The shareholders of Owl Rock Capital approved the reduction of the company’s minimum asset coverage ratio to 150% from 200%. The change was voted on at the company’s annual meeting of shareholders held on June 8 and is effective as of June 9. The company plans to target a debt to equity range of 0.90x to 1.25x and will maintain its direct origination strategy with no change to its investment philosophy.

“We welcome our shareholders’ approval of this step, which will give us increased capacity to pursue our strategy of lending to strong upper-middle market companies,” Craig W. Packer, CEO of Owl Rock Capital, said. “This greater flexibility will enhance our ability to support our existing portfolio companies and selectively originate new investments, which in turn will allow us to deliver attractive risk-adjusted returns to our shareholders. The increased cushion to the regulatory limit will help us to continue to prudently manage risk and maintain a very strong balance sheet.”
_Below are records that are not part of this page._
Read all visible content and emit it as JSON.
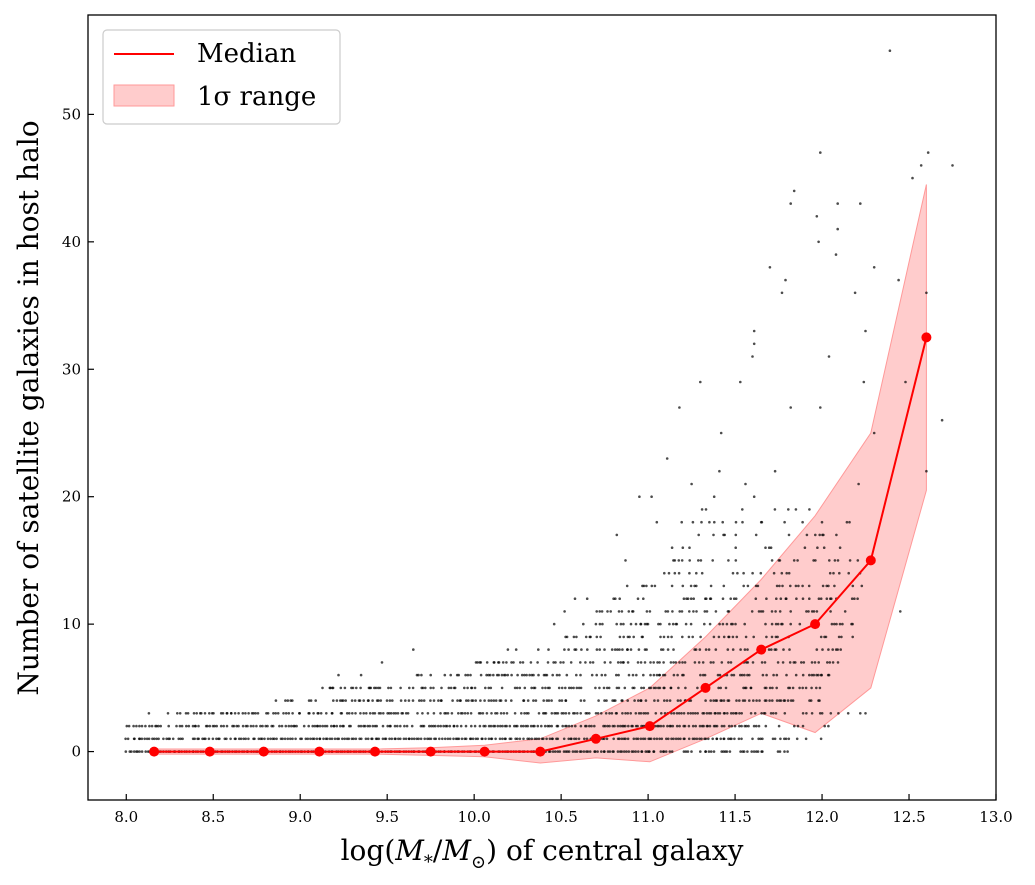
{
  "chart_data": {
    "type": "scatter",
    "xlabel": "log(M*/M⊙) of central galaxy",
    "xlabel_parts": {
      "prefix": "log(",
      "m1": "M",
      "star": "*",
      "slash": "/",
      "m2": "M",
      "sun": "⊙",
      "suffix": ") of central galaxy"
    },
    "ylabel": "Number of satellite galaxies in host halo",
    "xlim": [
      7.78,
      13.0
    ],
    "ylim": [
      -3.8,
      57.8
    ],
    "xticks": [
      "8.0",
      "8.5",
      "9.0",
      "9.5",
      "10.0",
      "10.5",
      "11.0",
      "11.5",
      "12.0",
      "12.5",
      "13.0"
    ],
    "yticks": [
      "0",
      "10",
      "20",
      "30",
      "40",
      "50"
    ],
    "grid": false,
    "legend": {
      "location": "upper-left",
      "entries": [
        {
          "label": "Median",
          "kind": "line",
          "color": "#ff0000"
        },
        {
          "label": "1σ range",
          "kind": "band",
          "color": "#ff9999"
        }
      ]
    },
    "median_series": {
      "name": "Median",
      "color": "#ff0000",
      "x": [
        8.16,
        8.48,
        8.79,
        9.11,
        9.43,
        9.75,
        10.06,
        10.38,
        10.7,
        11.01,
        11.33,
        11.65,
        11.96,
        12.28,
        12.6
      ],
      "y": [
        0,
        0,
        0,
        0,
        0,
        0,
        0,
        0,
        1,
        2,
        5,
        8,
        10,
        15,
        32.5
      ]
    },
    "sigma_band": {
      "name": "1σ range",
      "color": "#ff9999",
      "x": [
        8.16,
        8.48,
        8.79,
        9.11,
        9.43,
        9.75,
        10.06,
        10.38,
        10.7,
        11.01,
        11.33,
        11.65,
        11.96,
        12.28,
        12.6
      ],
      "lower": [
        -0.2,
        -0.2,
        -0.2,
        -0.2,
        -0.2,
        -0.3,
        -0.4,
        -0.9,
        -0.5,
        -0.8,
        1.0,
        3.0,
        1.5,
        5.0,
        20.5
      ],
      "upper": [
        0.2,
        0.2,
        0.2,
        0.2,
        0.2,
        0.3,
        0.5,
        1.0,
        2.8,
        5.0,
        9.0,
        13.5,
        18.5,
        25.0,
        44.5
      ]
    },
    "scatter_points": [
      {
        "x": 12.39,
        "y": 55
      },
      {
        "x": 12.61,
        "y": 47
      },
      {
        "x": 12.57,
        "y": 46
      },
      {
        "x": 12.75,
        "y": 46
      },
      {
        "x": 12.52,
        "y": 45
      },
      {
        "x": 11.99,
        "y": 47
      },
      {
        "x": 11.84,
        "y": 44
      },
      {
        "x": 11.82,
        "y": 43
      },
      {
        "x": 12.09,
        "y": 43
      },
      {
        "x": 12.22,
        "y": 43
      },
      {
        "x": 11.97,
        "y": 42
      },
      {
        "x": 12.09,
        "y": 41
      },
      {
        "x": 11.98,
        "y": 40
      },
      {
        "x": 12.08,
        "y": 39
      },
      {
        "x": 12.3,
        "y": 38
      },
      {
        "x": 11.7,
        "y": 38
      },
      {
        "x": 11.79,
        "y": 37
      },
      {
        "x": 12.44,
        "y": 37
      },
      {
        "x": 12.6,
        "y": 36
      },
      {
        "x": 11.77,
        "y": 36
      },
      {
        "x": 12.19,
        "y": 36
      },
      {
        "x": 11.61,
        "y": 33
      },
      {
        "x": 11.61,
        "y": 32
      },
      {
        "x": 12.04,
        "y": 31
      },
      {
        "x": 12.25,
        "y": 33
      },
      {
        "x": 11.6,
        "y": 31
      },
      {
        "x": 11.3,
        "y": 29
      },
      {
        "x": 11.53,
        "y": 29
      },
      {
        "x": 12.24,
        "y": 29
      },
      {
        "x": 12.48,
        "y": 29
      },
      {
        "x": 12.69,
        "y": 26
      },
      {
        "x": 11.18,
        "y": 27
      },
      {
        "x": 11.82,
        "y": 27
      },
      {
        "x": 11.99,
        "y": 27
      },
      {
        "x": 12.3,
        "y": 25
      },
      {
        "x": 11.42,
        "y": 25
      },
      {
        "x": 11.11,
        "y": 23
      },
      {
        "x": 11.41,
        "y": 22
      },
      {
        "x": 12.6,
        "y": 22
      },
      {
        "x": 11.25,
        "y": 21
      },
      {
        "x": 11.56,
        "y": 21
      },
      {
        "x": 11.73,
        "y": 22
      },
      {
        "x": 10.95,
        "y": 20
      },
      {
        "x": 11.02,
        "y": 20
      },
      {
        "x": 11.38,
        "y": 20
      },
      {
        "x": 11.61,
        "y": 20
      },
      {
        "x": 12.21,
        "y": 21
      },
      {
        "x": 10.82,
        "y": 17
      },
      {
        "x": 11.05,
        "y": 18
      },
      {
        "x": 11.65,
        "y": 18
      },
      {
        "x": 12.45,
        "y": 11
      },
      {
        "x": 12.25,
        "y": 3
      },
      {
        "x": 12.22,
        "y": 3
      },
      {
        "x": 10.87,
        "y": 15
      },
      {
        "x": 10.88,
        "y": 13
      },
      {
        "x": 10.52,
        "y": 11
      },
      {
        "x": 10.46,
        "y": 10
      },
      {
        "x": 10.58,
        "y": 12
      },
      {
        "x": 10.65,
        "y": 12
      },
      {
        "x": 9.65,
        "y": 8
      },
      {
        "x": 9.47,
        "y": 7
      },
      {
        "x": 9.22,
        "y": 6
      },
      {
        "x": 9.17,
        "y": 5
      },
      {
        "x": 9.4,
        "y": 5
      },
      {
        "x": 10.02,
        "y": 7
      },
      {
        "x": 9.35,
        "y": 6
      },
      {
        "x": 8.86,
        "y": 4
      },
      {
        "x": 8.58,
        "y": 3
      },
      {
        "x": 8.24,
        "y": 3
      },
      {
        "x": 8.13,
        "y": 3
      },
      {
        "x": 8.31,
        "y": 3
      }
    ],
    "scatter_rows": [
      {
        "y": 0,
        "xmin": 8.0,
        "xmax": 11.0,
        "density": 1.0
      },
      {
        "y": 0,
        "xmin": 11.0,
        "xmax": 11.8,
        "density": 0.5
      },
      {
        "y": 1,
        "xmin": 8.0,
        "xmax": 11.5,
        "density": 0.9
      },
      {
        "y": 1,
        "xmin": 11.5,
        "xmax": 12.0,
        "density": 0.35
      },
      {
        "y": 2,
        "xmin": 8.0,
        "xmax": 11.6,
        "density": 0.8
      },
      {
        "y": 2,
        "xmin": 11.6,
        "xmax": 12.1,
        "density": 0.3
      },
      {
        "y": 3,
        "xmin": 8.3,
        "xmax": 11.8,
        "density": 0.7
      },
      {
        "y": 3,
        "xmin": 11.8,
        "xmax": 12.2,
        "density": 0.3
      },
      {
        "y": 4,
        "xmin": 8.9,
        "xmax": 12.0,
        "density": 0.6
      },
      {
        "y": 5,
        "xmin": 9.1,
        "xmax": 12.0,
        "density": 0.55
      },
      {
        "y": 6,
        "xmin": 9.6,
        "xmax": 12.05,
        "density": 0.5
      },
      {
        "y": 7,
        "xmin": 10.0,
        "xmax": 12.1,
        "density": 0.45
      },
      {
        "y": 8,
        "xmin": 10.2,
        "xmax": 12.15,
        "density": 0.4
      },
      {
        "y": 9,
        "xmin": 10.5,
        "xmax": 12.2,
        "density": 0.35
      },
      {
        "y": 10,
        "xmin": 10.6,
        "xmax": 12.2,
        "density": 0.35
      },
      {
        "y": 11,
        "xmin": 10.7,
        "xmax": 12.25,
        "density": 0.3
      },
      {
        "y": 12,
        "xmin": 10.8,
        "xmax": 12.25,
        "density": 0.3
      },
      {
        "y": 13,
        "xmin": 10.9,
        "xmax": 12.25,
        "density": 0.25
      },
      {
        "y": 14,
        "xmin": 11.0,
        "xmax": 12.25,
        "density": 0.22
      },
      {
        "y": 15,
        "xmin": 11.1,
        "xmax": 12.25,
        "density": 0.2
      },
      {
        "y": 16,
        "xmin": 11.1,
        "xmax": 12.2,
        "density": 0.18
      },
      {
        "y": 17,
        "xmin": 11.2,
        "xmax": 12.2,
        "density": 0.15
      },
      {
        "y": 18,
        "xmin": 11.2,
        "xmax": 12.2,
        "density": 0.13
      },
      {
        "y": 19,
        "xmin": 11.3,
        "xmax": 12.1,
        "density": 0.1
      }
    ]
  }
}
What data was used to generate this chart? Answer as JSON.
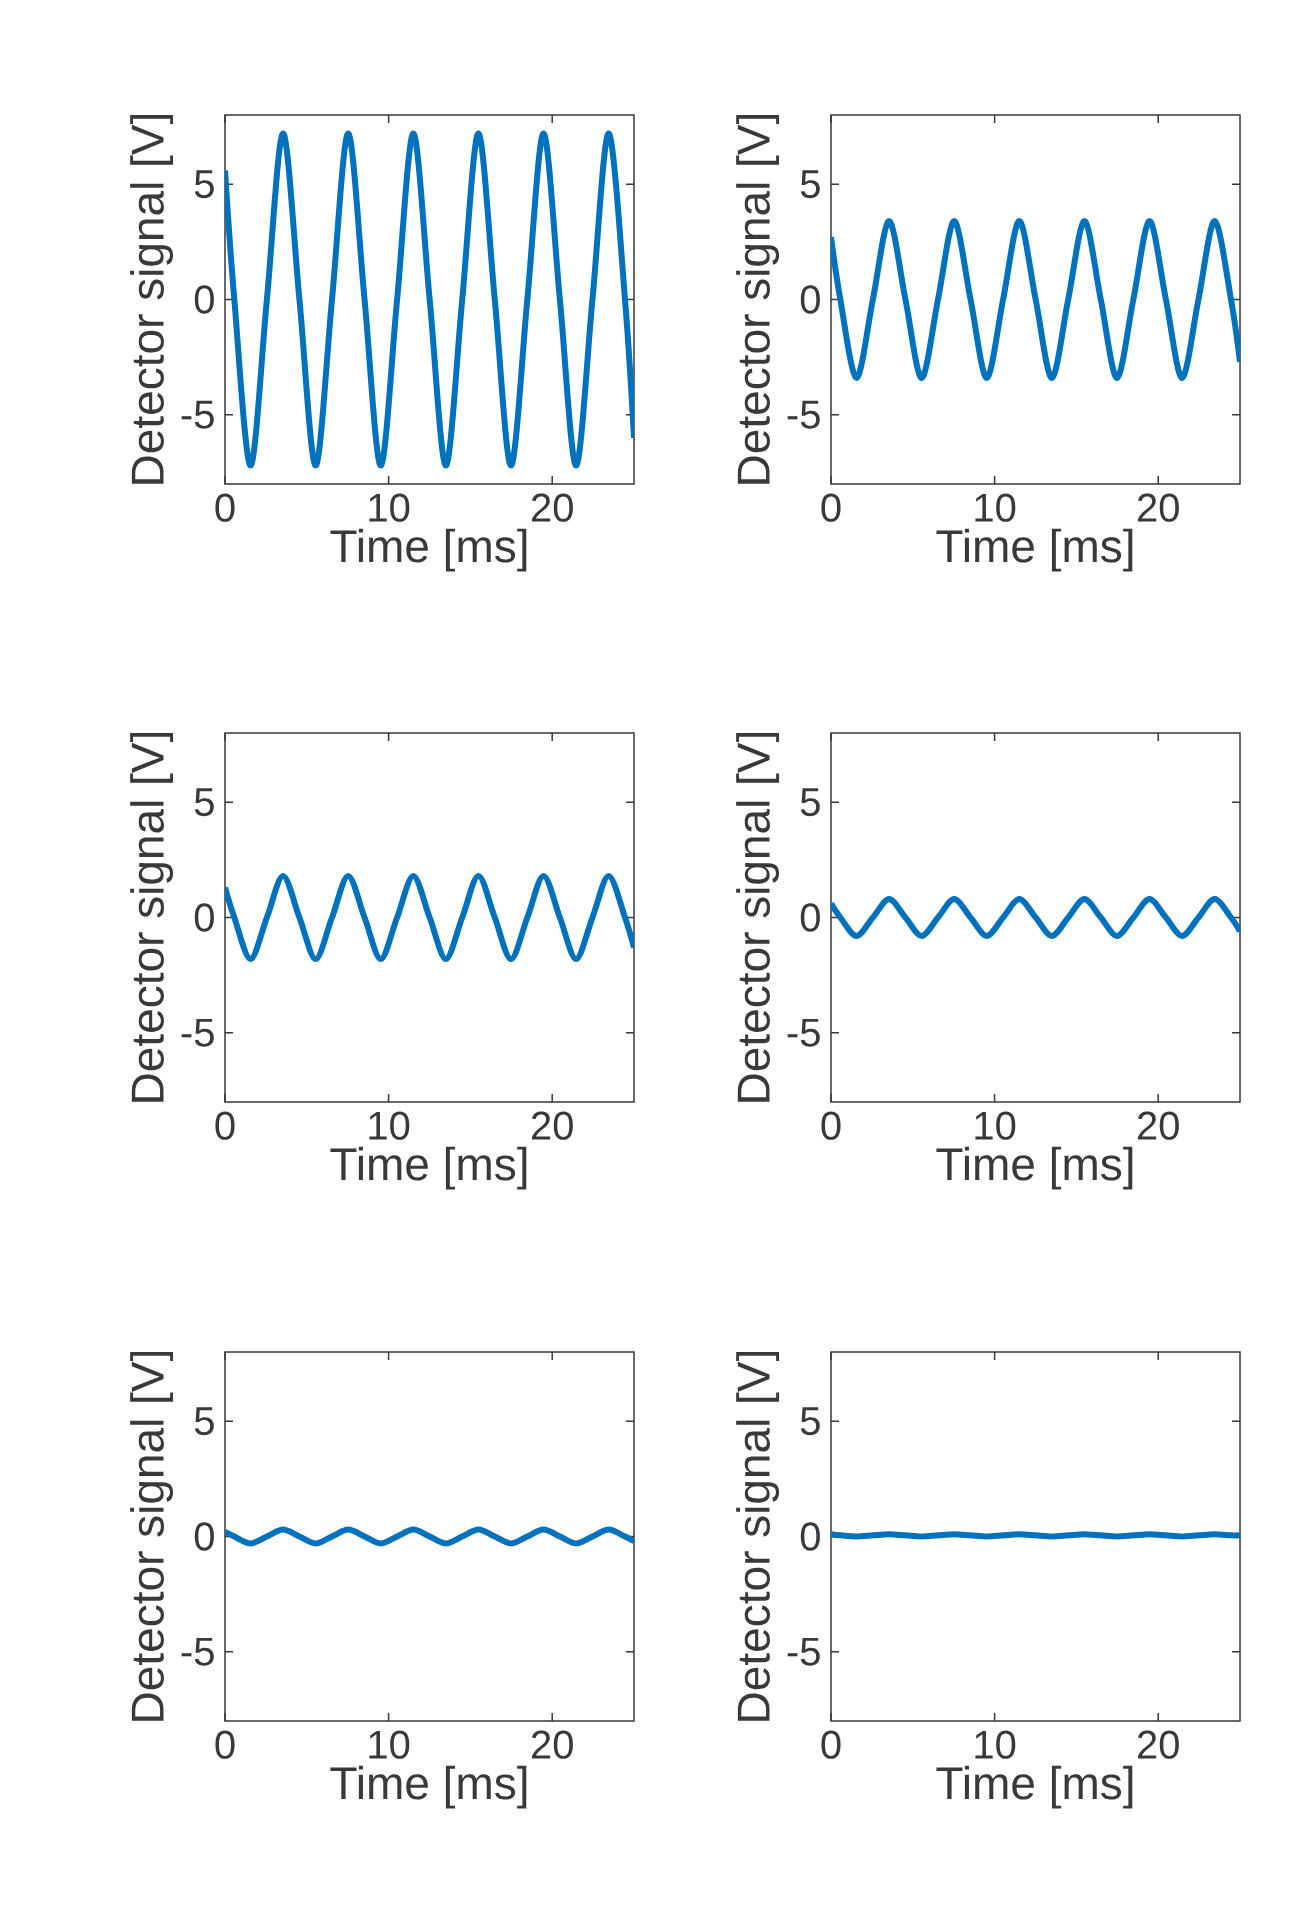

This change was made pursuant to Section 61(a)(2) of the Investment Company Act of 1940, as amended. Owl Rock Capital shareholders also reelected Brian Finn and Eric Kaye to the company’s board of directors and ratified the selection of KPMG as the company’s independent registered public accounting firm for the fiscal year ending Dec. 31, 2020.

Owl Rock Capital is a specialty finance company focused on lending to U.S. middle-market companies. As of March 31, 2020, the company had investments in 101 portfolio companies with an aggregate fair value of $8.9 billion.